Gregory Olson [1,2], Tara Murray [1], Ana Jahn [1], Dat Mai [1], Alan H. Diercks [1], Elizabeth S. Gold [1], Alan Aderem [1]

[1] Center for Global Infections Disease Research, Seattle Children’s Research Institute, Seattle WA
[2] Medical Scientist Training Program, University of Washington, Seattle WA

Conflicting reports of the immunometabolic response of macrophages to Mycobacterium tuberculosis (Mtb) prevents targeting these fundamental pathways with host-directed therapies or vaccines. We were intrigued that Mtb viability could explain much of the inconsistent data and hypothesized that dissecting the responses to live and heat killed Mtb would reveal pathways controlling metabolism upon Mtb infection. We found that live—but not heat killed—H37Rv (lineage 4 Mtb) decreases murine bone marrow derived macrophage (BMDM) glycolysis and induces mitochondrial dysfunction and stress.
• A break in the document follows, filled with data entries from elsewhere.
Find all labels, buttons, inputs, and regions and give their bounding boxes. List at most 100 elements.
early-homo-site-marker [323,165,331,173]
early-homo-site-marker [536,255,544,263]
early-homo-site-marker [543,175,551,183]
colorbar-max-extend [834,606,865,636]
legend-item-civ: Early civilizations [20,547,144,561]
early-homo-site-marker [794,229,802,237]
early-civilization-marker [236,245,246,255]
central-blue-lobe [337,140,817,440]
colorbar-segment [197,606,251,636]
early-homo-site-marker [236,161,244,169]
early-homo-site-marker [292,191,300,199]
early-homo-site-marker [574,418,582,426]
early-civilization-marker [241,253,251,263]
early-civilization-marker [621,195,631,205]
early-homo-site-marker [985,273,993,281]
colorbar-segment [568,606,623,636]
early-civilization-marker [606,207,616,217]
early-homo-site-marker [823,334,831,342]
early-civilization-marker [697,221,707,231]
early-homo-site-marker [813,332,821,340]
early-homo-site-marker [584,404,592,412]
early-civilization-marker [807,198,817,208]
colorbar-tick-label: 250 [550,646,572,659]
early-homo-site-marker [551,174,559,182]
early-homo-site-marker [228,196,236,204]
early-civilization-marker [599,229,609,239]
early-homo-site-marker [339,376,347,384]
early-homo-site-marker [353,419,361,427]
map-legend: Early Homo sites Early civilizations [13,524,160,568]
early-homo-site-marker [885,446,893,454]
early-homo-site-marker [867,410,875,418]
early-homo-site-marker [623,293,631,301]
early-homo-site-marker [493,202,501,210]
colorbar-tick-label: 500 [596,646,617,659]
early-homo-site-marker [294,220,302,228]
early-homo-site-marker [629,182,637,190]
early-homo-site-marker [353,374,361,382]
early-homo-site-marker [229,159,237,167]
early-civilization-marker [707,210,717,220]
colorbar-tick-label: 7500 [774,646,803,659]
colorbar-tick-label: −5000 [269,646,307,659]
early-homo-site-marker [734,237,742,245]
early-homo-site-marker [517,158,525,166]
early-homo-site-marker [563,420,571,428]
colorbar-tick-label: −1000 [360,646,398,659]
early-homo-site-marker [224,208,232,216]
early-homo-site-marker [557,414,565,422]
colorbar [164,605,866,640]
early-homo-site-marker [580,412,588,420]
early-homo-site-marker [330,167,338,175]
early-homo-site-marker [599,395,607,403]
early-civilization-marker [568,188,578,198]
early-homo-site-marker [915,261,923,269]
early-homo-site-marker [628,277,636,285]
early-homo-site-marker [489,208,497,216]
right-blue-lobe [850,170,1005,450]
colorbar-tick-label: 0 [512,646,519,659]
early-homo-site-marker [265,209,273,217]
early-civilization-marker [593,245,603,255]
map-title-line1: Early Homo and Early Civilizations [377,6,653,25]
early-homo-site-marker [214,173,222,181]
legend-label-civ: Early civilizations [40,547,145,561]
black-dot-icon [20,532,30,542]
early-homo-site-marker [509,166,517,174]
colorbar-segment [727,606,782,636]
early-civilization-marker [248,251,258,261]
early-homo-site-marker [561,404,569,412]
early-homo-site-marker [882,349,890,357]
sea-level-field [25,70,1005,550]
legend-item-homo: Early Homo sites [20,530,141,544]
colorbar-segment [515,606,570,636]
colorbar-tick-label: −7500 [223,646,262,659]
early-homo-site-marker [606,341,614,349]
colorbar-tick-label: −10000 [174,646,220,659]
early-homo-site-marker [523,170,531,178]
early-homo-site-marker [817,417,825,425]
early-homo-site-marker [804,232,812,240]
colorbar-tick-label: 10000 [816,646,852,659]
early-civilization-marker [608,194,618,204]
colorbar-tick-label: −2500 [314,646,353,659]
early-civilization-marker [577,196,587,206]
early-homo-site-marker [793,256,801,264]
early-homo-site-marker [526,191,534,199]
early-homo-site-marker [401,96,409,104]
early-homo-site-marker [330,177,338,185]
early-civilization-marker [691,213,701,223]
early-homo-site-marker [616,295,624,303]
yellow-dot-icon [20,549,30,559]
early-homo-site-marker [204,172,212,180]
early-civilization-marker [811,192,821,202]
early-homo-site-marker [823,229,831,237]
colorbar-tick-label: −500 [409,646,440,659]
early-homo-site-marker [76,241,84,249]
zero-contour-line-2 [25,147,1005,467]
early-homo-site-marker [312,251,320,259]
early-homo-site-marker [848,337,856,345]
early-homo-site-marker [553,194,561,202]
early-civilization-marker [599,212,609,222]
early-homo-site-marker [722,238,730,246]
RNAseq analyses highlighted the induction of type I interferon (IFN) and downstream signaling only upon live Mtb infection. Strikingly, BMDM lacking the type I IFN receptor, IFNAR, fail to discriminate between live and heat killed Mtb transcriptionally and maintain functional glycolysis and mitochondrial respiration upon live Mtb infection. Importantly, BMDM metabolism after treatment with type I IFN alone mirrors that after live Mtb infection: restrained glycolysis and mitochondrial dysfunction. To confirm type I IFN being upstream of mitochondrial damage, we show that the metabolic changes upon live Mtb infection require the signaling protein STING and are recapitulated with exogenous type I IFN in STING KO BMDM. To investigate this in vivo, we sorted monocyte derived macrophages from wild type and IFNAR KO mice 15 days after Mtb aerosol challenge and observed that inflammatory macrophages from IFNAR KO mice have increased metabolic capacity compared to WT macrophages. We suggest that macrophage type I IFN signaling, rather than any direct mycobacterial virulence mechanism, controls macrophage metabolism upon Mtb infection.